AUD/USD: Potential to Mean Revert
- After a very bearish week, AUD/USD could potentially mean revert today given the lack of any pullback and the fact the sell-off stalled just above 0.7000 support.
- RSI (2) was also at ‘0’ which flags an extremely oversold condition. It has not been at zero since the March low.
- It is debatable whether this is one to trade, but it does highlight that several USD pairs look exhausted after such a busy week (to the USD’s favour) so we could see some retracements among FX majors. Even if only mild bounces.
USD/CNH: 6.8000/70 Could Be Pivotal
- As the US dollar index rally is losing steam, several USD pairs may now retrace which could help USD/CNH move lower.
- USD/CNH remains in a strong downtrend, and today’s price action has moved lower after printing a Doji on the daily chart (not pictured).
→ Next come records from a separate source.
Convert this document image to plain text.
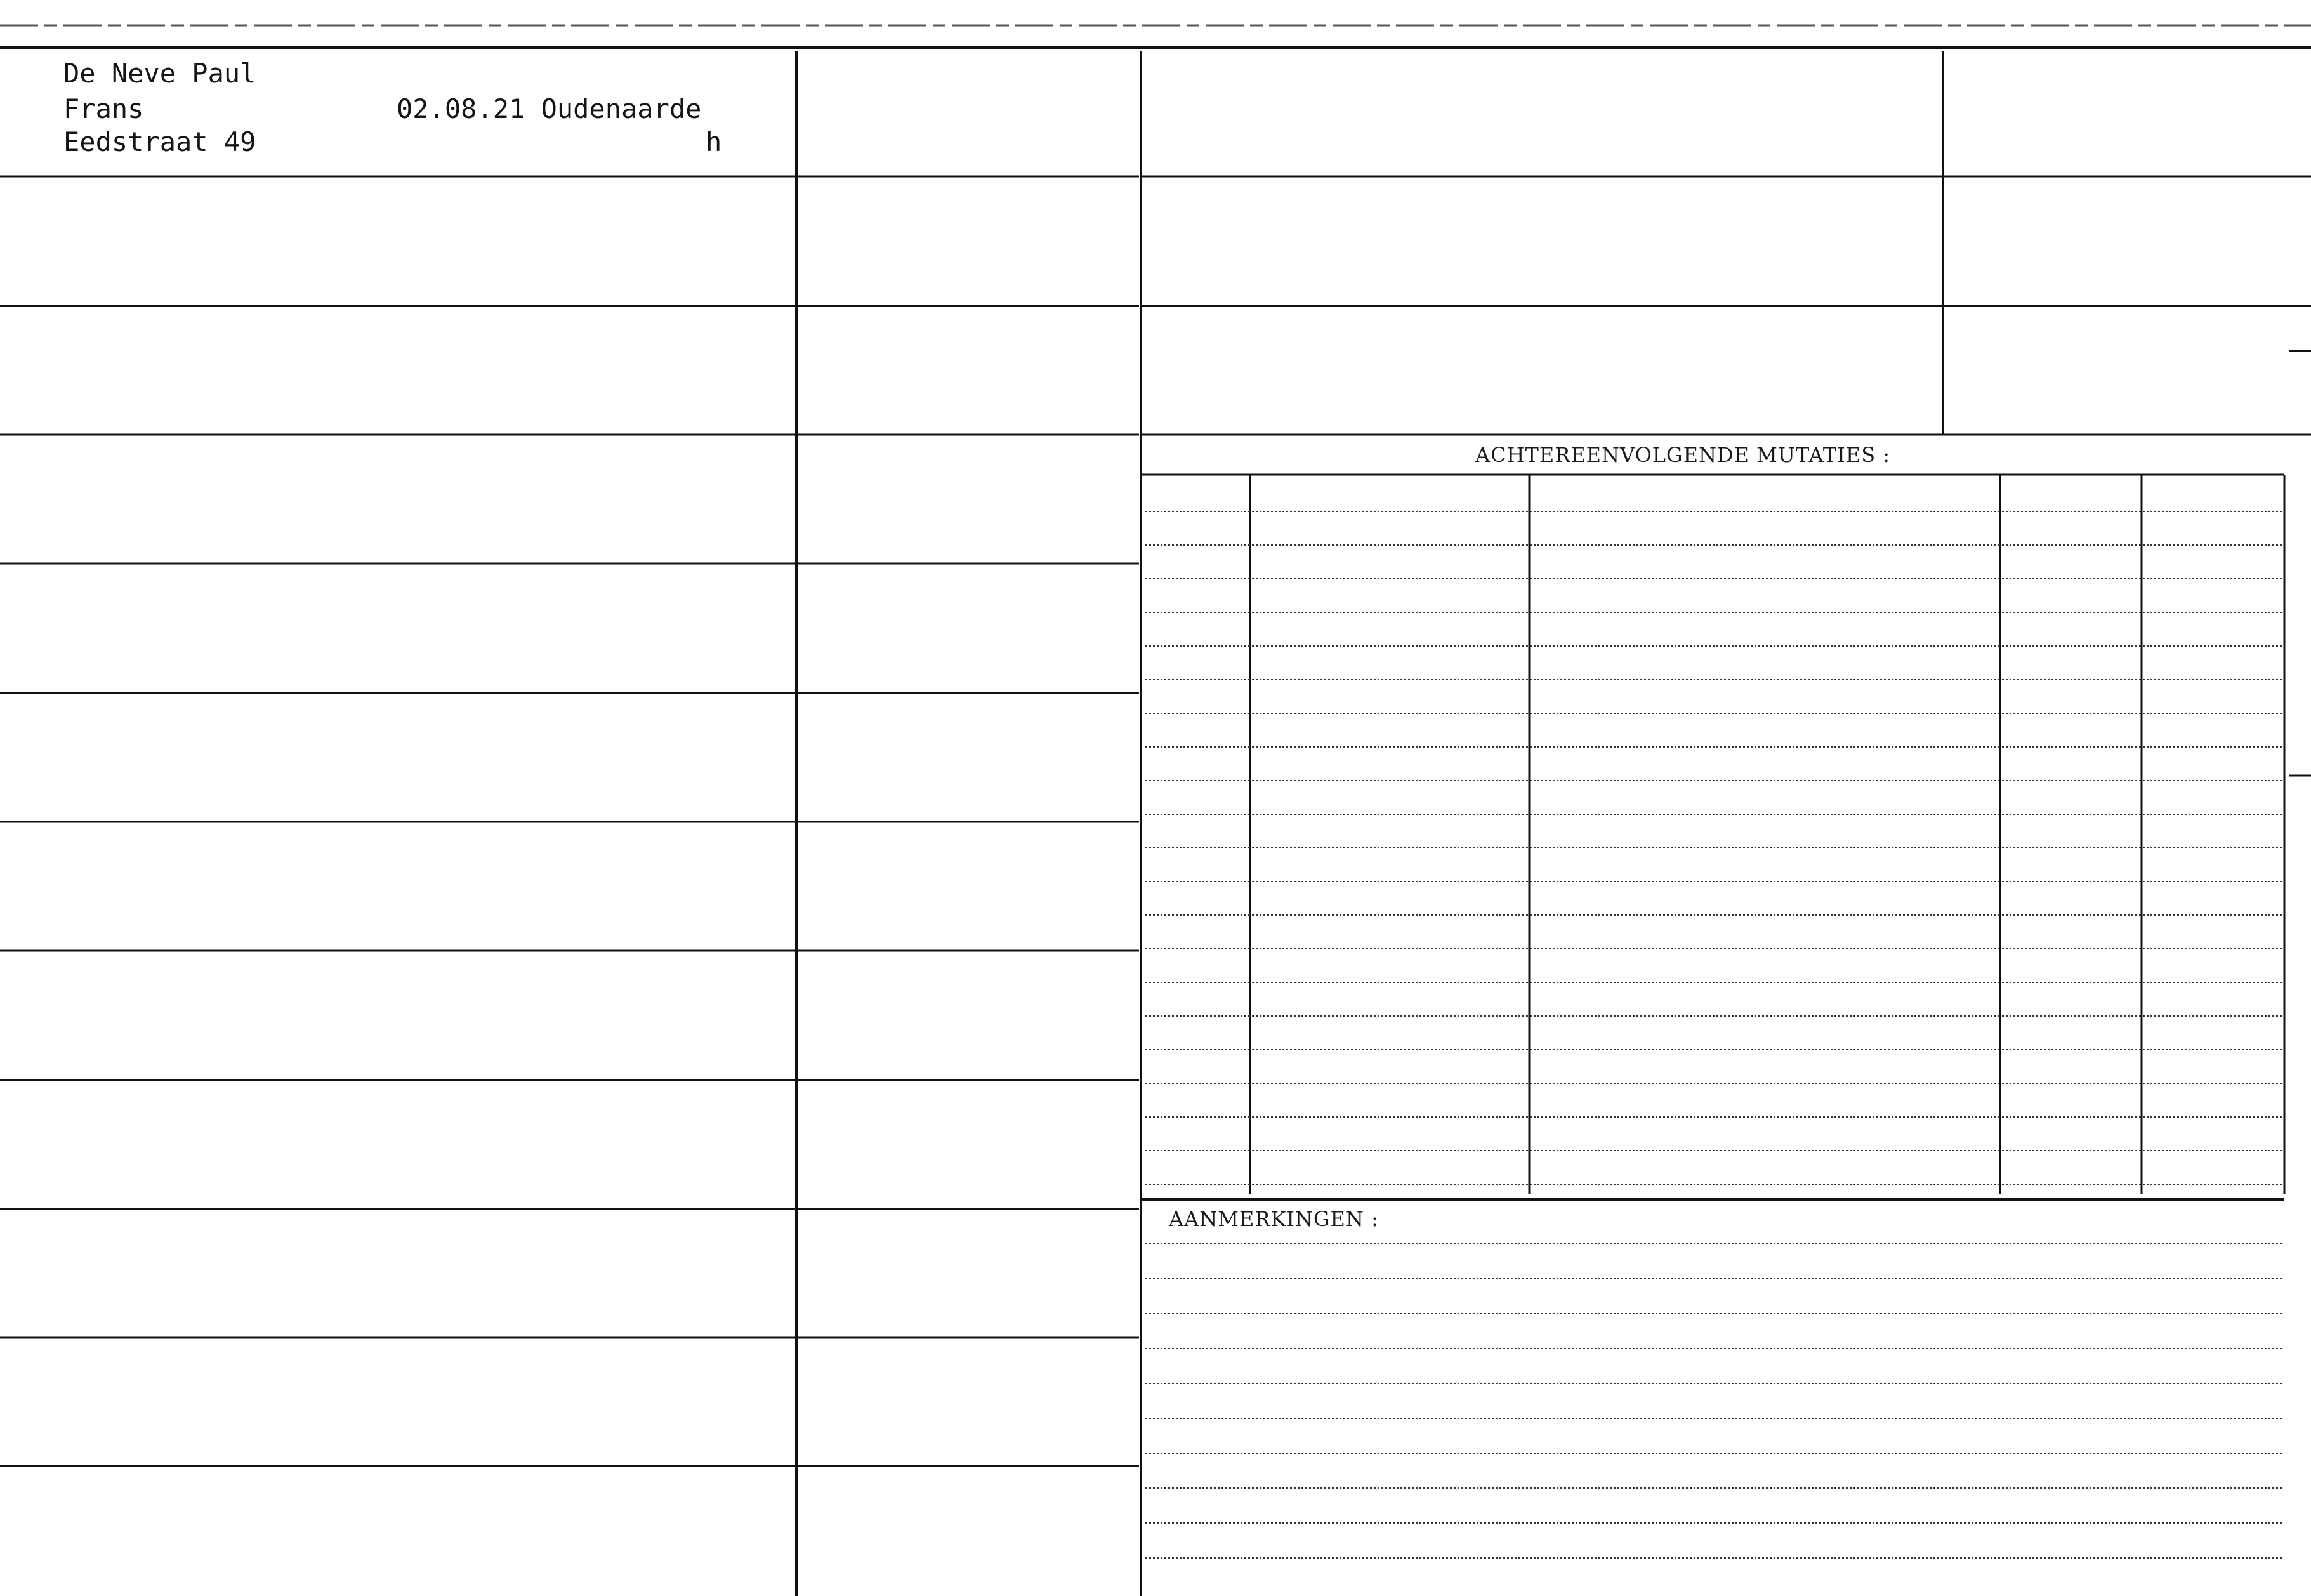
De Neve Paul
Frans
Eedstraat 49
02.08.21 Oudenaarde
h
ACHTEREENVOLGENDE MUTATIES :
AANMERKINGEN :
- Prices are in a corrective channel, so whilst the 0.6800/70 support zone holds, it runs the risk of a minor bounce higher.
- Yet a break beneath the support zone brings the 0.7600 / 0.6770 zone into focus (historical gap).
GBP/USD: Brexit Talks Remain the Key Driver
- With Brexit talks resuming in Brussels, GBP pairs will be sensitive to any rumours or headlines that arise from them.
- GBP/USD is consolidating between 1.2670/80 which leaves three potential scenarios; it remains rangebound or breaks out to the upside, or the downside.
- If the session remains uneventful, range trading strategies could be considered (bears sell at the tops or bulls go log at the bottom)
- A break above 1.2780 brings the 1.2870 high into focus, a break below 1.2670 rings 1.2600 into focus.
USD/CHF: Prices broke above 0.9240 resistance but, with a quiet calendar ahead of the weekend it could be vulnerable to a retracement. If traded, perhaps kept on very low timeframes – we can revisit this next week.
NZD/CHF: Bias remains below 0.6120 high (daily bearish outside day). However a minor bullish day closed back above 0.6040 support which warns of a bear-trap. We will step aside and reassess next week.
EURO STOXX 50 (STOXX50): Intraday break failed to close beneath 3145 support, although the potential for a multi-month rounding top remain in place. A break beneath last week’s low could assume bearish trend continuation.
US30: The bearish bias worked well overall. Yet with the indecision candle on the daily chart, we’ll step aside and reassess next week.
GBP/CAD: Bias remains bearish beneath the bearish resistance zone highlighted on Wednesday.
EUR/JPY: The tight consolidation continues. We will continue to monitor for a breakout from compression, whichever way that may be.